Letitia Weikel-Peterson, owner of Oregon Horsemanship and Teamwork With Horses wants to help people and give back to the surrounding communities. After all, she considers her work at Oregon Horsemanship and Teamwork With Horses to be her "heartwork."
"People don't realize that horses, because they are 1,000-plus-pound animals, that they are sentient beings that have a soul," Weikel-Peterson said. "They're not a tool. They're a living creature, (and) we really promote relationships with the horses here, and that's our primary function."
Oregon Horsemanship opened 11 years ago, and Weikel-Peterson said she has always incorporated life skills into her lessons and horsemanship classes.
But this summer, Weikel-Peterson became certified in Equine Experiential Education (E3A), which allowed her to formalize the children's life skills classes and corporate training as well as the women's workshops, so she could coach adults.
Weikel-Peterson said she approaches the life skills workshops with a coaching philosophy.
"In coaching we do not go to the past, we go to the current and future," she said.
The women's workshop provides a safe place for self-discovery, curiosity and play through hands-on horse exercises and self-exploratory coaching.
During one women's workshop this summer, a woman was having trouble controlling the horse.

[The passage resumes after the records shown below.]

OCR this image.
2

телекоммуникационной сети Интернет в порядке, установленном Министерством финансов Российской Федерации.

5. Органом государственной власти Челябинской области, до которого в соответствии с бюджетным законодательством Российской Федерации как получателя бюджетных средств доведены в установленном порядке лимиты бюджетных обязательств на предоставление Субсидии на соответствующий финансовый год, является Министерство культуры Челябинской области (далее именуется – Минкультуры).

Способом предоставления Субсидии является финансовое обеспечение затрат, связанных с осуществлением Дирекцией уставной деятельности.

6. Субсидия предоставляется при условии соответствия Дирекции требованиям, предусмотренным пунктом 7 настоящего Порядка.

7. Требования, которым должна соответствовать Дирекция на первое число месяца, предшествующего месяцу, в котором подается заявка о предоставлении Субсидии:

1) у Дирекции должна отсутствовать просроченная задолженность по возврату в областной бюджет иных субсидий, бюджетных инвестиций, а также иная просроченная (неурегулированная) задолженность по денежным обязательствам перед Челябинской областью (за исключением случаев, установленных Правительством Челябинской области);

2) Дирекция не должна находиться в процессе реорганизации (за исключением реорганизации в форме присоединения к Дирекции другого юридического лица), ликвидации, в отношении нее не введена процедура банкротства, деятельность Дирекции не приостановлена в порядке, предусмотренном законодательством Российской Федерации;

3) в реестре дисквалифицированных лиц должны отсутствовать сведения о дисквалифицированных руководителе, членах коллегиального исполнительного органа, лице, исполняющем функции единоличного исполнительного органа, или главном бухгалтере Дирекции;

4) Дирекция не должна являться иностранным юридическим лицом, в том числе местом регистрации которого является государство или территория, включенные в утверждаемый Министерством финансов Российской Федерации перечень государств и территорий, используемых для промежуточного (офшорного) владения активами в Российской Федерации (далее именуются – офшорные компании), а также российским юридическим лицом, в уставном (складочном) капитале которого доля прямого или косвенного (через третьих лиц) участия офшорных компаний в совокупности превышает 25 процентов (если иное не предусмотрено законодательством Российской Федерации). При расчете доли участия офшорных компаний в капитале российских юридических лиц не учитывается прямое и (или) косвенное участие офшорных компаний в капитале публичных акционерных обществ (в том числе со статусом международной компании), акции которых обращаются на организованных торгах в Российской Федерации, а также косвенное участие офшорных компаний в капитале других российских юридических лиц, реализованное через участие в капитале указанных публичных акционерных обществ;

When she thought about why that was happening, she realized it was because she wasn't communicating clearly or she was thinking about an argument she had in the morning.
Both Weikel-Peterson and her associate, Nina Press, say the horses reflect what people are feeling internally. Another woman attended the workshop because she wanted to become more confident. She realized she needed to learn to trust herself. When she had this moment of realization, the horse walked up to her and put its nose against her heart.

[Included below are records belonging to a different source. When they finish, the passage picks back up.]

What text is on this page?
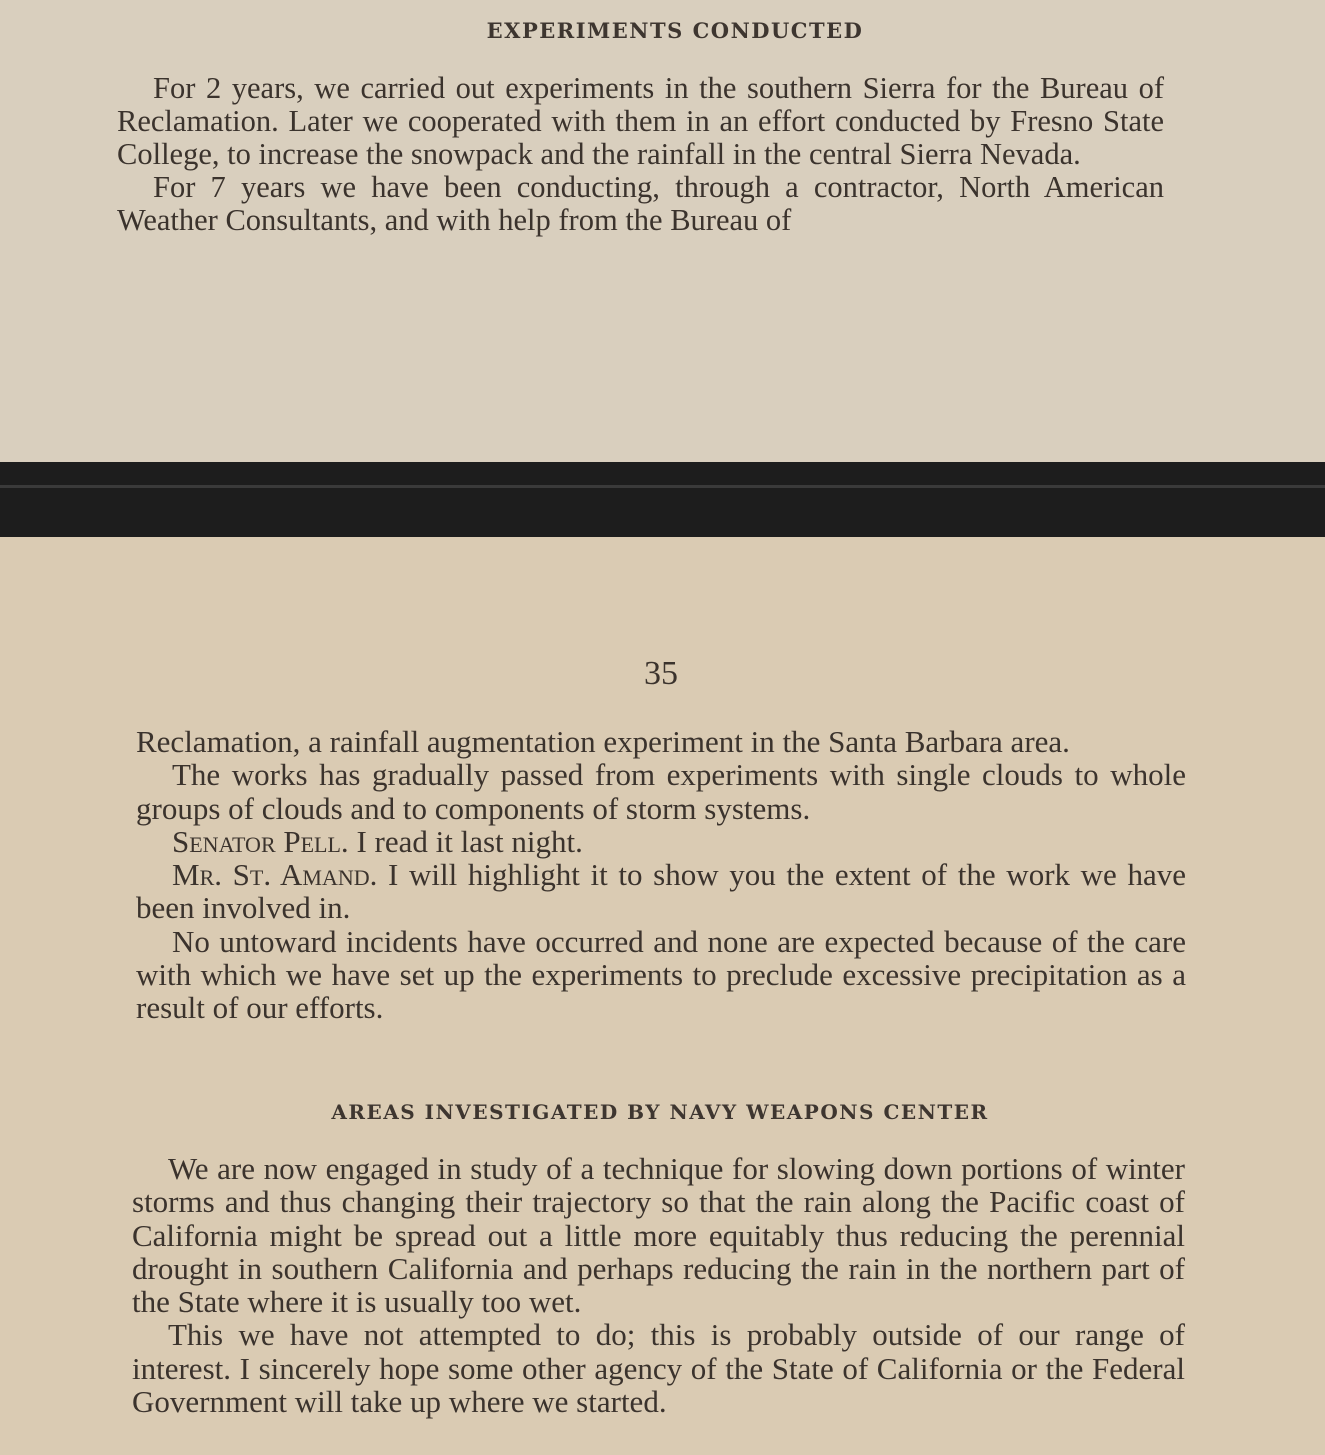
EXPERIMENTS CONDUCTED

For 2 years, we carried out experiments in the southern Sierra for the Bureau of Reclamation. Later we cooperated with them in an effort conducted by Fresno State College, to increase the snowpack and the rainfall in the central Sierra Nevada.

For 7 years we have been conducting, through a contractor, North American Weather Consultants, and with help from the Bureau of

35

Reclamation, a rainfall augmentation experiment in the Santa Barbara area.

The works has gradually passed from experiments with single clouds to whole groups of clouds and to components of storm systems.

Senator Pell. I read it last night.

Mr. St. Amand. I will highlight it to show you the extent of the work we have been involved in.

No untoward incidents have occurred and none are expected because of the care with which we have set up the experiments to preclude excessive precipitation as a result of our efforts.

AREAS INVESTIGATED BY NAVY WEAPONS CENTER

We are now engaged in study of a technique for slowing down portions of winter storms and thus changing their trajectory so that the rain along the Pacific coast of California might be spread out a little more equitably thus reducing the perennial drought in southern California and perhaps reducing the rain in the northern part of the State where it is usually too wet.

This we have not attempted to do; this is probably outside of our range of interest. I sincerely hope some other agency of the State of California or the Federal Government will take up where we started.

"Trust the process, that's huge. So, if we trust the horses, the horses will direct the session," Weikel-Peterson said. "It's amazing how people, as you get them talking through an activity or what's happening, if we trust the process, they will come up with whatever they need in life today."
For corporate teams who want to be more cohesive or solve a problem, they can engage in and reflect on ground-based activities with the horses. The team will go through different activities, which are designed according to the team's goal.
An activity with a corporate team might include a meet and greet with the horses and a discussion around what horse each person wants to work with today or which horse they feel is most like them.
"We go through that process and we go out and actually do an activity designed for their specific goal in mind," Weikel-Peterson said. "Usually, whatever happens in the office will happen here, so if they're not communicating well, if they're not working as a team very well, if something's going on, it's going to happen with the horses; the horses reflect back."
This type of training also can be used with other groups of people, such as athletic teams.
The size of the corporate groups is unlimited and can be scheduled on a case-by-ase basis. The women's workshop tends to hover around six to eight people and camps tend to be reasonably sized at about 10 to 12 kids. For safety reasons, there is a ratio of two campers to one helper. For lessons, Weikel-Peterson said she prefers one-on-one instruction.
Oregon Horsemanship usually takes children as young as 4, though her 2-year-old granddaughter rides with them sometimes using special stirrups with handles.
Oregon Horsemanship and Teamwork With Horses is constantly adding workshops and classes depending on peoples' needs and desires. Staff members have been receiving requests for mommy and me classes, so they've started testing that out and she's heard interest from adults who want to take horsemanship classes. There also will be several camps offered year-round.
For camp and workshop times or to schedule a lesson, visit http://www.oregonhorsemanship.com/ or https://www.teamworkwithhorses.com/ or call Weikel-Peterson at 971-219-5311. Registration for the Sept. 7 Parents' Night Out camp closes Sept. 6, and Weikel-Peterson urges people to call to see if there's still space available.
"The horses just give you a sense of something greater than yourself, not just because of their size, but their spirit and the connection with them," said Alyssa Hauser, barn manager. "It changes you from the inside, being around them."